Why, the Transport Secretary was asked, are so many trains running late – or being cancelled – six months after a new timetable was introduced? Yet another review is underway, he said.
Why is Yorkshire’s rail network still, according to newly-published data by the IPPR think-tank, the poor relation when it comes to investment? Blame the last Labour government, he replied.
Why won’t the Government scrap the Northern and TransPennine Express franchises which are causing so much inconvenience to passengers? There’s no better alternative, he ventured.
And so it went on – the ‘don’t blame me’ Transport Secretary in denial about the shambles he has presided over since July 2016 and unable to say when services will return to normal.
Yet the problem for Mr Grayling – and Theresa May if Brexit triggers another election – is that his timetable of excuses, the only thing relating to the railways that does run on time, is nothing compared to the half-truths told by rail operators to passengers like Vanessa Bremner who now keeps monthly records of her daily commute from Doncaster to Leeds that she has passed to The Yorkshire Post.
Emblematic of all those passengers who say ‘enough is enough’, her day invariably begins with daily tweets about the state – and status – of Northern’s 06.57 service in the hope that the Department for Transport will acknowledge her plight.
A contracts administrator, she has to travel by train out of necessity and regularly works through her lunch break to make up for time lost by late-running trains. She also has to get home each evening to look after an elderly relative who suffers from diabetes and dementia.
Virtually every day reveals new agonies about Northern, going back to early April when she started her log: “4/4 N dirty and a lot of broken seats. Arrived Leeds on time but made to wait outside station so long we were then late. 5/4 N weather was absolutely freezing. Got in train early but door would not close, going numb. Late. 9/4 N filthy. Mud and food all over seats, rubbish over floor. Got to outside Leeds on time but just stopped. Late.”
Things became worse when timetables were changed. Take June 7 when her train was cancelled. “On Twitter, N said it was due to delay in train being released by depot. However, train wasn’t in depot – it was on platform. Station announcement said no staff. Questioned on Twitter, N then admitted no driver had been allocated to this service.” Has Northern had lessons in obfuscation from Mr Grayling? It looks like it.
Or June 26, which illustrates the personal and human strain when travel plans are disrupted. “N train cancelled. Station staff said due to it being faulty. My only option to at least attempt to get to work on time is going via York, but train not showing on any boards in station.”
Or August 2, which exposes the state of the decrepit Pacer trains. “N ran but only a Pacer. Overcrowded. Had sore neck by time it reached Leeds due sitting on odd angle to allow people standing some room.”

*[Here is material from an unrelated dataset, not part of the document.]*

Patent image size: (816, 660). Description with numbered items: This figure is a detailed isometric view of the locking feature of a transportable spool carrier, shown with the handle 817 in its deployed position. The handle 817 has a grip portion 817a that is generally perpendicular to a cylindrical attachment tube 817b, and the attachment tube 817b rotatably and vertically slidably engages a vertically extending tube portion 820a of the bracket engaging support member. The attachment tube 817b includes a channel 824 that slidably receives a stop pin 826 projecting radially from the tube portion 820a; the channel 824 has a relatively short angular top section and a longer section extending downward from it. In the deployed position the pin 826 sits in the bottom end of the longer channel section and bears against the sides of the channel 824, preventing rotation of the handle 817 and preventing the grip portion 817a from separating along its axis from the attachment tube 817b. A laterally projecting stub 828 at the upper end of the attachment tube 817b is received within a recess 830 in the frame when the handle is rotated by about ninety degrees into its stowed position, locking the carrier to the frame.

Or October 5 when a late train caused chronic overcrowding. “Arrived Leeds 08.21, 42 mins late. Had to run to work, caused asthma attack.”
Or November 21 and the latest miscommunication. “N showed as running. At 07.00 (after scheduled departure), changed to delayed until 07.30! Eventually departed 07.49. Twitter claim train fault, everyone that was stood there knows it’s because there were no staff. As soon as staff actually arrived, train departed. Train did not stop at Bentley, Adwick, South Elmsall or Sandall.”

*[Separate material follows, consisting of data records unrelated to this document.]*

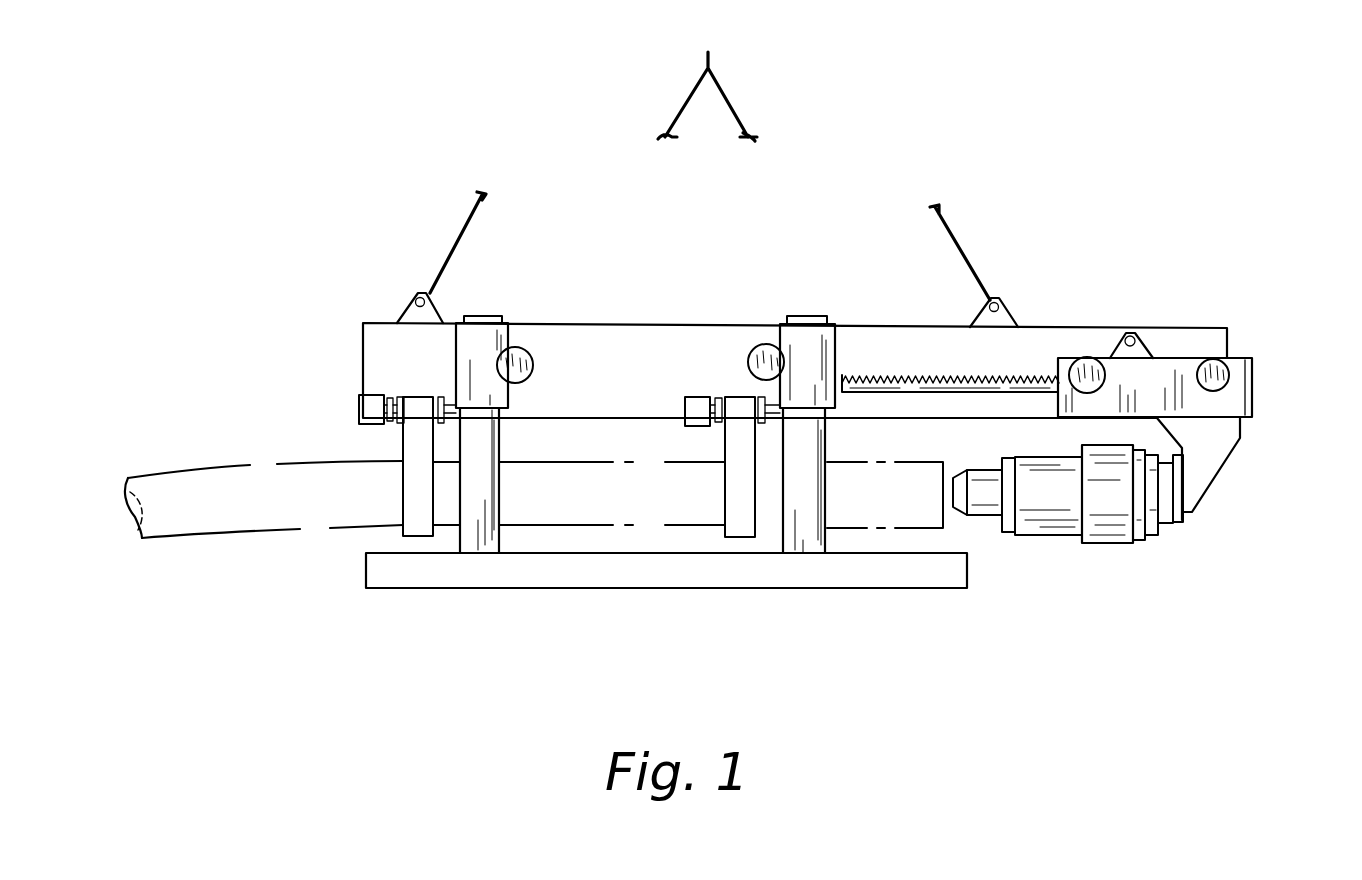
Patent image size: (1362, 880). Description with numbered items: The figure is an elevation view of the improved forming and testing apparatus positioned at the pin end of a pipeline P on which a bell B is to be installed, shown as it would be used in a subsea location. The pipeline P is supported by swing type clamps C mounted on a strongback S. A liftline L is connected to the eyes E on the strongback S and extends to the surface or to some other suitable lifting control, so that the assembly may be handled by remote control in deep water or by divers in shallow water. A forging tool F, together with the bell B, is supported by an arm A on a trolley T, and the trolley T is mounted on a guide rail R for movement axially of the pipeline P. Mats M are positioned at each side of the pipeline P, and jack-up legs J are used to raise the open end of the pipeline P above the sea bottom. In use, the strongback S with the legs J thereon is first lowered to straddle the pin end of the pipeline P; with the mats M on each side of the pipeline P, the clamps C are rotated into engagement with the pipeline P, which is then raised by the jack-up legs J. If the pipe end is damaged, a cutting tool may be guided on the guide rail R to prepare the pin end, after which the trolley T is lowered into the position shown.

The liftline L is at (718, 80).
The eyes E is at (403, 302).
The strongback S is at (658, 325).
The guide rail R is at (992, 376).
The trolley T is at (1253, 385).
The swing type clamps C is at (403, 450).
The jack-up legs J is at (507, 472).
The pipeline P is at (292, 527).
The mats M is at (662, 588).
The forging tool F is at (975, 520).
The bell B is at (1040, 535).
The arm A is at (1222, 468).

The ontraintimes.co.uk database confirms Ms Bremner’s 06.57 service has only run on 85 per cent of occasions in the past 12 weeks. Believe it or not, it could be worse – new data shows Doncaster and Leeds to be two of Yorkshire’s better performing main stations (while nine out of the 10 stations with the most punctual services are in London).
However the number of times the 06.57 has left Doncaster, and arrived at Leeds within five minutes of its schedule, is a pitiful 47 per cent – and Ms Bremner is also scathing of the return services in the evening run by the renationalised LNER as angry MPs, like Dewsbury’s Paula Sherriff, press for a Commons debate.
In response, a Northern spokesman said an official will meet Ms Bremner tomorrow to apologise. He added: “We will ensure she receives the compensation she is due.”
Yet, while this is all very well, it is Chris Grayling who should be spending a week enduring Ms Bremner’s commute for himself rather than hiding his Whitehall bunker, and staying off social media, so he doesn’t have to come into contact with irate travellers whose votes could swing the next election as patience runs out.
Then he might just realise how his many excuses are failing the railways – and passengers like Vanessa Bremner – as his vague promises appear to be even less reliable than the trains here. And that’s saying something.